Preterm infants, born at under 32-weeks gestation, are at risk of long-term neurodevelopmental impairment including cerebral palsy and compromised cortical development. The most common cause of damage is bleeding into the lateral ventricles, called intraventricular haemorrhage (IVH). Severely affected infants progress to hydrocephalus which is a build-up of cerebrospinal fluid (CSF) due in part to reactive astrogliosis leading to impairment of CSF flow through the brain. CSF is generated by the choroid plexus and during development the composition of this CSF is highly dynamic including a variable population of Endosome-derived extracellular vesicles (EVs). Previous research in our laboratory has shown selective enrichment in proteins and microRNAs within CSF-EVs during IVH progression (Spaul 2019). We have also found that exosomal microRNAs from preterm infants cause a premature neurodevelopmental shift towards astrocyte differentiation of human fetal neural stem cells in vitro which could underlie the reactive astrogliosis seen in vivo (Gialeli, in press). We now wish to develop an in vitro model of IVH using human CNS barrier-forming organoids which have been shown to be able to produce CSF (Pellegrini 2020).
Aims and Objectives
Our overarching aim is to improve neurodevelopmental outcomes of preterm infants suffering intraventricular haemorrhage. Our objectives are:
- To establish a developmental profile of CNS barrier-forming organoids / assembloids and how this recapitulates human cerebroventricular development.

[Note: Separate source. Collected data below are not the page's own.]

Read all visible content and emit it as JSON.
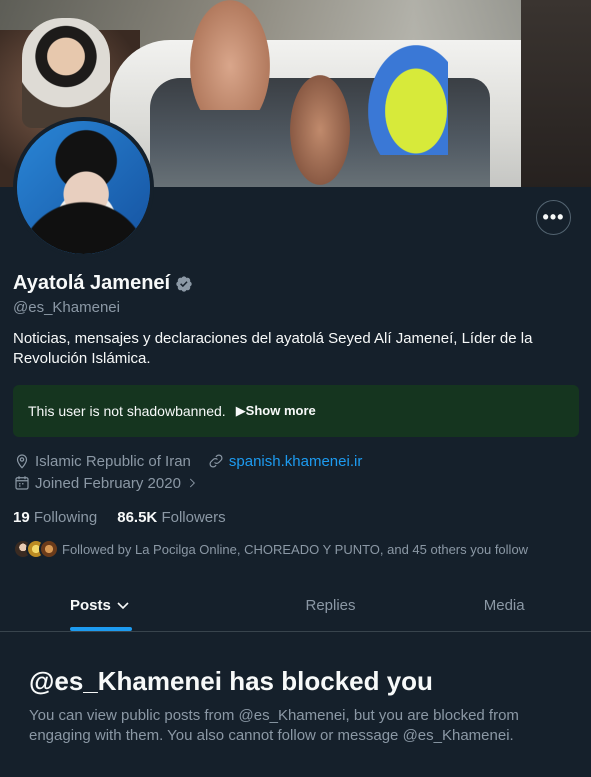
{
  "profile": {
    "name": "Ayatolá Jameneí",
    "handle": "@es_Khamenei",
    "bio": "Noticias, mensajes y declaraciones del ayatolá Seyed Alí Jameneí, Líder de la Revolución Islámica.",
    "location": "Islamic Republic of Iran",
    "website": "spanish.khamenei.ir",
    "joined": "Joined February 2020",
    "following_count": "19",
    "following_label": "Following",
    "followers_count": "86.5K",
    "followers_label": "Followers",
    "followed_by": "Followed by La Pocilga Online, CHOREADO Y PUNTO, and 45 others you follow"
  },
  "more_button": "•••",
  "shadowban": {
    "message": "This user is not shadowbanned.",
    "show_more": "▶Show more"
  },
  "tabs": [
    {
      "label": "Posts"
    },
    {
      "label": "Replies"
    },
    {
      "label": "Media"
    }
  ],
  "blocked": {
    "title": "@es_Khamenei has blocked you",
    "text": "You can view public posts from @es_Khamenei, but you are blocked from engaging with them. You also cannot follow or message @es_Khamenei."
  },
  "colors": {
    "background": "#15202b",
    "accent": "#1d9bf0",
    "muted": "#8b98a5",
    "shadow_box": "#15351f"
  }
}
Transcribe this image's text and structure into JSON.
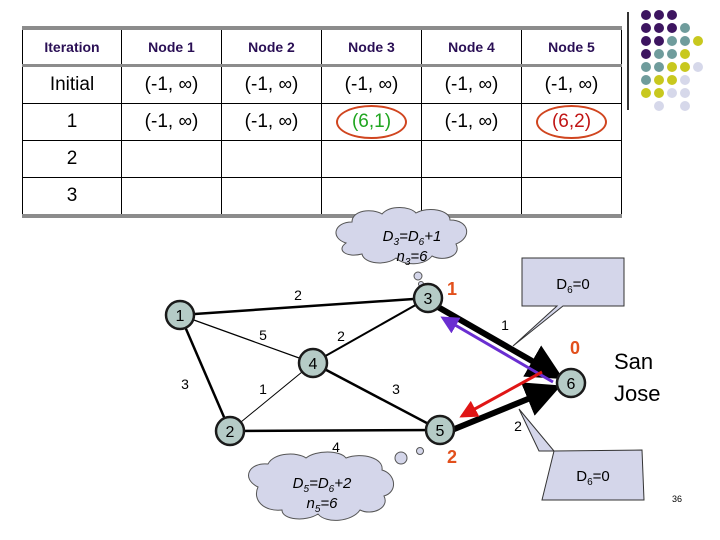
{
  "table": {
    "headers": [
      "Iteration",
      "Node 1",
      "Node 2",
      "Node 3",
      "Node 4",
      "Node 5"
    ],
    "rows": [
      [
        "Initial",
        "(-1, ∞)",
        "(-1, ∞)",
        "(-1, ∞)",
        "(-1, ∞)",
        "(-1, ∞)"
      ],
      [
        "1",
        "(-1, ∞)",
        "(-1, ∞)",
        "(6,1)",
        "(-1, ∞)",
        "(6,2)"
      ],
      [
        "2",
        "",
        "",
        "",
        "",
        ""
      ],
      [
        "3",
        "",
        "",
        "",
        "",
        ""
      ]
    ],
    "highlighted": [
      {
        "row": 1,
        "col": 3,
        "color": "#1fa51f"
      },
      {
        "row": 1,
        "col": 5,
        "color": "#c01414"
      }
    ]
  },
  "graph": {
    "nodes": [
      {
        "id": "1",
        "label": "1"
      },
      {
        "id": "2",
        "label": "2"
      },
      {
        "id": "3",
        "label": "3",
        "distance": "1"
      },
      {
        "id": "4",
        "label": "4"
      },
      {
        "id": "5",
        "label": "5",
        "distance": "2"
      },
      {
        "id": "6",
        "label": "6",
        "distance": "0"
      }
    ],
    "edges": [
      {
        "from": "1",
        "to": "3",
        "weight": "2"
      },
      {
        "from": "1",
        "to": "4",
        "weight": "5"
      },
      {
        "from": "1",
        "to": "2",
        "weight": "3"
      },
      {
        "from": "4",
        "to": "3",
        "weight": "2"
      },
      {
        "from": "2",
        "to": "4",
        "weight": "1"
      },
      {
        "from": "4",
        "to": "5",
        "weight": "3"
      },
      {
        "from": "2",
        "to": "5",
        "weight": "4"
      },
      {
        "from": "3",
        "to": "6",
        "weight": "1"
      },
      {
        "from": "5",
        "to": "6",
        "weight": "2"
      }
    ],
    "destination_label": [
      "San",
      "Jose"
    ]
  },
  "callouts": {
    "d3_line1": "D3=D6+1",
    "d3_line2": "n3=6",
    "d5_line1": "D5=D6+2",
    "d5_line2": "n5=6",
    "d6_top": "D6=0",
    "d6_bottom": "D6=0"
  },
  "colors": {
    "node_fill": "#b5cbc6",
    "cloud_fill": "#d4d6ea",
    "callout_fill": "#d4d6ea",
    "distance_label": "#e2501c",
    "update_arrow_3": "#6a2ed1",
    "update_arrow_5": "#e01616"
  },
  "slide_number": "36"
}
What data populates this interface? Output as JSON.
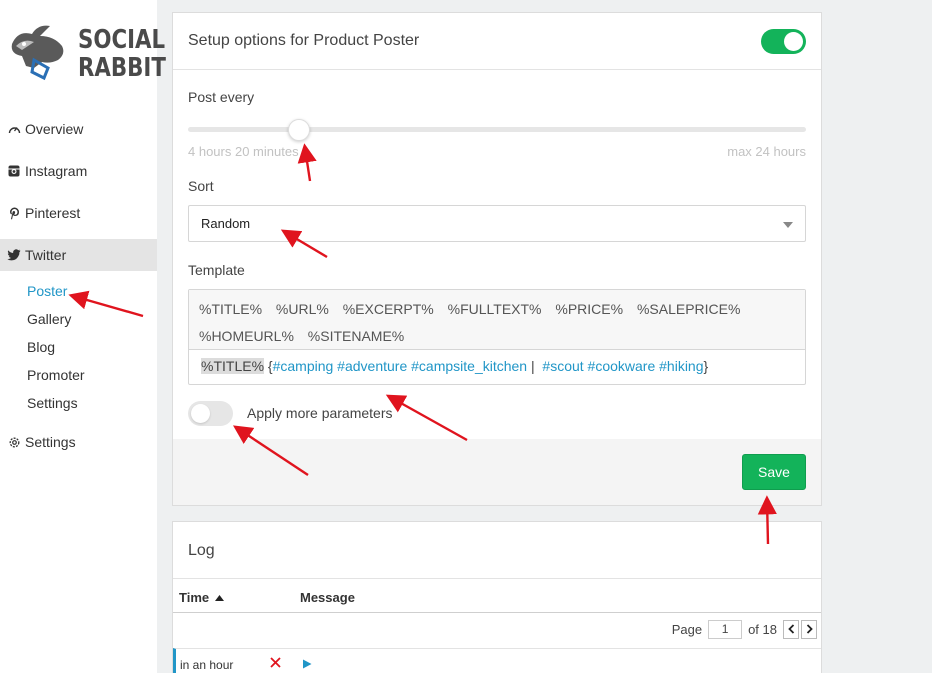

- To profile miRNA and EV content of organoid-derived CSF and how this is affected by IVH-like insults.
- To develop pharmacological interventions targeting astrogliosis / pro-inflammatory pathways.
The student will use the following techniques: culturing of hfNPCs and iPSCs, neural organoid and assembloid differentiation, RNA analysis, qPCR, Western blot analysis microRNA seq, proteomics, bioinformatics, immunofluorescence, high-content microscopy, confocal microscopy, AAV/lenti-viral gene knock-down, immuno assays/ELISAs and bioinformatics. This project is a collaboration between the Regenerative Medicine Laboratories at the University of Bristol and the Perinatal Neurobiology Department at the University of Oldenburg. The applicant will be based predominantly at Bristol but will also be expected to undertake work at the University of Oldenburg
iPSC, organoids, neurodevelopment, intraventricular haemorrhage, neurogenesis, gliogenesis, choroid plexus
How to apply for this project
This project will be based in Bristol Medical School - Translational Health Sciences in the Faculty of Health Sciences at the University of Bristol.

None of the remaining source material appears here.